Bien qu'il soupçonnât l'auteur du coup porte contre lui, il n'essaya point de le saisir.

Sur ces entrefaites, la noblesse réunie au château du Pont, quitta le parti de la Ligue.

Coroarch, par haine contre Kerservant, n'en voulut rien faire.

Il se déclara neutre, et entraîna quelques amis avec lui.

Ainsi une haine particulière entraînait un changement des partis.

 

Mais Coroarch ne s'en tint pas là.

Il se concerta avec quelques amis et résolut un coup de main contre le château du Pont.

Double but, un politique, et un particulier ; s’emparer de la place et tuer son ennemi.

 

Le coup de main eut lieu un jour du printemps de 1595.

Vingt-cinq hommes de Coroarch, déguisés en pacifiques paysans, s'avancèrent jusqu’au pont du château où Kerservant devisait avec ses amis.

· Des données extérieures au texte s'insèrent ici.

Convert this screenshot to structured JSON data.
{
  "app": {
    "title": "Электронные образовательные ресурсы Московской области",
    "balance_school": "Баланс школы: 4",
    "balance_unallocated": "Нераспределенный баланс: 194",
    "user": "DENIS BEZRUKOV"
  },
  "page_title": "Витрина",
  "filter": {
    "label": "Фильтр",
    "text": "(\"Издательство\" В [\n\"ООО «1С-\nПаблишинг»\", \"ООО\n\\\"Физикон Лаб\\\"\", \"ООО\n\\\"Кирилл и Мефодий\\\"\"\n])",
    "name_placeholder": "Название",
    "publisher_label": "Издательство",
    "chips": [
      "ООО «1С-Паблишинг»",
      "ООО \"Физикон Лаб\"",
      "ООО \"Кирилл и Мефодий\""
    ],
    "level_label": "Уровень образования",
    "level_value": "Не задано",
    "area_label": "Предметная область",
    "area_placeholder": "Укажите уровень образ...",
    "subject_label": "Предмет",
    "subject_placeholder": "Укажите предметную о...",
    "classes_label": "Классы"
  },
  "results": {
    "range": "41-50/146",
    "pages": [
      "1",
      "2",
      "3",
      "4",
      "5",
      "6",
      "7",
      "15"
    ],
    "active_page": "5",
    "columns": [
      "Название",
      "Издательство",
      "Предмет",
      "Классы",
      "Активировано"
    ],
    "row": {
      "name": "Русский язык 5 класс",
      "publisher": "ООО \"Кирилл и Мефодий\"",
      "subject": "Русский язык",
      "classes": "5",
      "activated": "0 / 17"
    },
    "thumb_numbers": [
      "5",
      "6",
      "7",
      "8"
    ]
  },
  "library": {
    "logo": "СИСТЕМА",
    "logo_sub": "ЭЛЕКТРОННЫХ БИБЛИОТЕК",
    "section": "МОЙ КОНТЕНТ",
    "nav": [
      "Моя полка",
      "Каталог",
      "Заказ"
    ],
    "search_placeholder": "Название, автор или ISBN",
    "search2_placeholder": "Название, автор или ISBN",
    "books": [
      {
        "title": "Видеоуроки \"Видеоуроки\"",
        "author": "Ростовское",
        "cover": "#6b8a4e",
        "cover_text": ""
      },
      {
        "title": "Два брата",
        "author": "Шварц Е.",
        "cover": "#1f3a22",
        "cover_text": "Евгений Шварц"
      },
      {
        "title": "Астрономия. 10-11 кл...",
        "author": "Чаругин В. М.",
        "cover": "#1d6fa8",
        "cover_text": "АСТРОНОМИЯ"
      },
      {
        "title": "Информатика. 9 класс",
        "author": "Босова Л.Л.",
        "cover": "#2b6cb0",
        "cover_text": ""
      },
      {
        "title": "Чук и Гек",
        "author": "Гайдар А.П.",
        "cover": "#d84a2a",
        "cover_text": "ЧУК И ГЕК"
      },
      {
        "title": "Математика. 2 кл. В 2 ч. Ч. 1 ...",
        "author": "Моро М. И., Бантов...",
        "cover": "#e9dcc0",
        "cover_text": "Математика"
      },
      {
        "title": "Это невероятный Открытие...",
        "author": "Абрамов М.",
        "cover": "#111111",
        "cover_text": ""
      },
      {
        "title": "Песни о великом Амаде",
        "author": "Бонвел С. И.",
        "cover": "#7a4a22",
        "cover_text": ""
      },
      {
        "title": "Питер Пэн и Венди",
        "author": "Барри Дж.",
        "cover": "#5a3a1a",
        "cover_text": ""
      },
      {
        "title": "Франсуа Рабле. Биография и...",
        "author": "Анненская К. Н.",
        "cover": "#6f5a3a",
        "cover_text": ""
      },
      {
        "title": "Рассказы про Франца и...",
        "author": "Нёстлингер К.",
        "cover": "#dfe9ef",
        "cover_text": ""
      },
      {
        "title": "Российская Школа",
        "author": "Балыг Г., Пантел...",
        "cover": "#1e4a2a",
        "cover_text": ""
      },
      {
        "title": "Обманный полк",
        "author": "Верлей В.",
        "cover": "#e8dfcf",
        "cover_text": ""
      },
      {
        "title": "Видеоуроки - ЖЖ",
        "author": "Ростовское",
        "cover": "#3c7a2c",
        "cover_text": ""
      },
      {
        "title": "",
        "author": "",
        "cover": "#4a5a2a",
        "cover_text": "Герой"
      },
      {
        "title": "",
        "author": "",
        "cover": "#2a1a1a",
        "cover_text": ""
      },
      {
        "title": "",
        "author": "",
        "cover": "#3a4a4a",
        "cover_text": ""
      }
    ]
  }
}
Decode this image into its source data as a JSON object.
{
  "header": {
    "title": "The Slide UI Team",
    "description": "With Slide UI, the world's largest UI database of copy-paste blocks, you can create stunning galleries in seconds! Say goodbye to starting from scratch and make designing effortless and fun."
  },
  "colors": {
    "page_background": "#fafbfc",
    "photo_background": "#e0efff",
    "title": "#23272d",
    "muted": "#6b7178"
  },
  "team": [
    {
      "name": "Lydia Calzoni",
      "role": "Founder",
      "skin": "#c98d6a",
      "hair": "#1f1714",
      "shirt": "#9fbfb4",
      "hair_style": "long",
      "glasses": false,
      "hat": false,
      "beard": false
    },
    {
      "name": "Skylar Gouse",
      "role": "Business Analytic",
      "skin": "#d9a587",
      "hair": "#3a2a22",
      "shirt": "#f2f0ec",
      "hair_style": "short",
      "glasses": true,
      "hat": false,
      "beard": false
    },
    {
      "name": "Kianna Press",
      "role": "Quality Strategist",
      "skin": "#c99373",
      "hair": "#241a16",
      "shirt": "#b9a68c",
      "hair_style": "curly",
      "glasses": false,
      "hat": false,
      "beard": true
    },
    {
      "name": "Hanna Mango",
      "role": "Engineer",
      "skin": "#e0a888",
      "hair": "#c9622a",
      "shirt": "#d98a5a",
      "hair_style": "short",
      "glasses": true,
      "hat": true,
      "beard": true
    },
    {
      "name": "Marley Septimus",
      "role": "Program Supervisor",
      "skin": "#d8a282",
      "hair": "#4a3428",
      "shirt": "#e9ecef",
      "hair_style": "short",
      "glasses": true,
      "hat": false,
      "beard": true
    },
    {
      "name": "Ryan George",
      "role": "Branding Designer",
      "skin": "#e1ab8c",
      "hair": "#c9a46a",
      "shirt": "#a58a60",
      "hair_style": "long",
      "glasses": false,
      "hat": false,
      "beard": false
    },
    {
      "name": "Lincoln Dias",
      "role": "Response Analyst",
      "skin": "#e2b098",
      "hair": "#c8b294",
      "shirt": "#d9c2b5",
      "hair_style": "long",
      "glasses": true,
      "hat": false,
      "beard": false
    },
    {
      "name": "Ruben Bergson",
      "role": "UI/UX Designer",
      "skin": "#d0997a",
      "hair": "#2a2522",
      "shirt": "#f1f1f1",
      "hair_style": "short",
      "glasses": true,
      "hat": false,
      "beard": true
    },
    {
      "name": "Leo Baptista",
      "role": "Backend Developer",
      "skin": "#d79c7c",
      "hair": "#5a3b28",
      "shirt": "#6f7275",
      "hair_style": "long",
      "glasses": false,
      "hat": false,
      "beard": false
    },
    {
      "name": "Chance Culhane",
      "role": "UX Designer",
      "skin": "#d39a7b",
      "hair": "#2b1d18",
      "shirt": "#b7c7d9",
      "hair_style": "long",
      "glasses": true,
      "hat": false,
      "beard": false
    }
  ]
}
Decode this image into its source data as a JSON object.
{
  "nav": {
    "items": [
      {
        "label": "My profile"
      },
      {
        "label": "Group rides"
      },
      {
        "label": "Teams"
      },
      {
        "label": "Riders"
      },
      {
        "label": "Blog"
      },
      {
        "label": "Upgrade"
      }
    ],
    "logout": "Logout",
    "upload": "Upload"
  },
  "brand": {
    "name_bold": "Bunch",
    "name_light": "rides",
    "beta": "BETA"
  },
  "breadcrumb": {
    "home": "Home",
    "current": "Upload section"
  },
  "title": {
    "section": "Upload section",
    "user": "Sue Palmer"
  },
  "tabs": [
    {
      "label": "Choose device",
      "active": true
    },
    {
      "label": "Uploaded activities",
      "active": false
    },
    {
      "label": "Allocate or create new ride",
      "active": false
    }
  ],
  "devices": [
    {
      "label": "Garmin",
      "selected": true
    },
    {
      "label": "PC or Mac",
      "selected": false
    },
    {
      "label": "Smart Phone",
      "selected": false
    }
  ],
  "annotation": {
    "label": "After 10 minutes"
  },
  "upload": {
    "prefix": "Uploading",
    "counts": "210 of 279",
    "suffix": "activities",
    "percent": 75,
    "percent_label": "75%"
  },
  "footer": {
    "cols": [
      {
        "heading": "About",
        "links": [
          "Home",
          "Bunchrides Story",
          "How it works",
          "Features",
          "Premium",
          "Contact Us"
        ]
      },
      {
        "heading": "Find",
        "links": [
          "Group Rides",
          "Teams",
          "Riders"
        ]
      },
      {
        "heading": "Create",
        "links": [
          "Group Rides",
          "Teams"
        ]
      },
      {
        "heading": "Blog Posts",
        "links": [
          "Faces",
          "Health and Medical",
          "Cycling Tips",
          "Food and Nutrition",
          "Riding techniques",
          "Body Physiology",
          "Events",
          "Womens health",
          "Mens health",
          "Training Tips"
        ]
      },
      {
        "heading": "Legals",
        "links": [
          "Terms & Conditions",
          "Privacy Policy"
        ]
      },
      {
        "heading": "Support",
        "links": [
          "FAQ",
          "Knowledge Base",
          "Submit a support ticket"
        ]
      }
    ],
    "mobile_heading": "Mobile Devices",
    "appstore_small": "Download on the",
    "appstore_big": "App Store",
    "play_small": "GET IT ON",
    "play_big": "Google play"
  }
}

Un des hommes de Coroarch bouscula Kerservant et lui tira un coup de pistolet ;

mais il ne fit que le blesser à la gorge.

Une bagarre suivit ;

la garnison du château accourut et repoussa les assaillants ;

Coroarch qui arrivait à la rescousse avec des cavaliers, fut mis en fuite.

Ainsi échoua pour la seconde fois la vengeance du mari trompé.

Deux pauvres diables payèrent de leur vie cette échauffourée.

 

Ce qui est curieux, c’est que l’affaire se termina en justice.

Coroarch fut arrêté, mis en prison à Rennes et poursuivi devant le Parlement.

L’arrêt définitif le déclara convaincu de trahison ;

mais il s’en tira avec trois années de service forcé et des amendes.

Il aurait pu lui arriver pis.

On dit que « les grandes sollicitations de force dames lui sauvèrent la vie ».

 

Ainsi le mari trompé par sa femme fut sauvé par d'autres femmes.

Ce n'est pas seulement du temps de la Ligue qu'arrivèrent pareilles choses.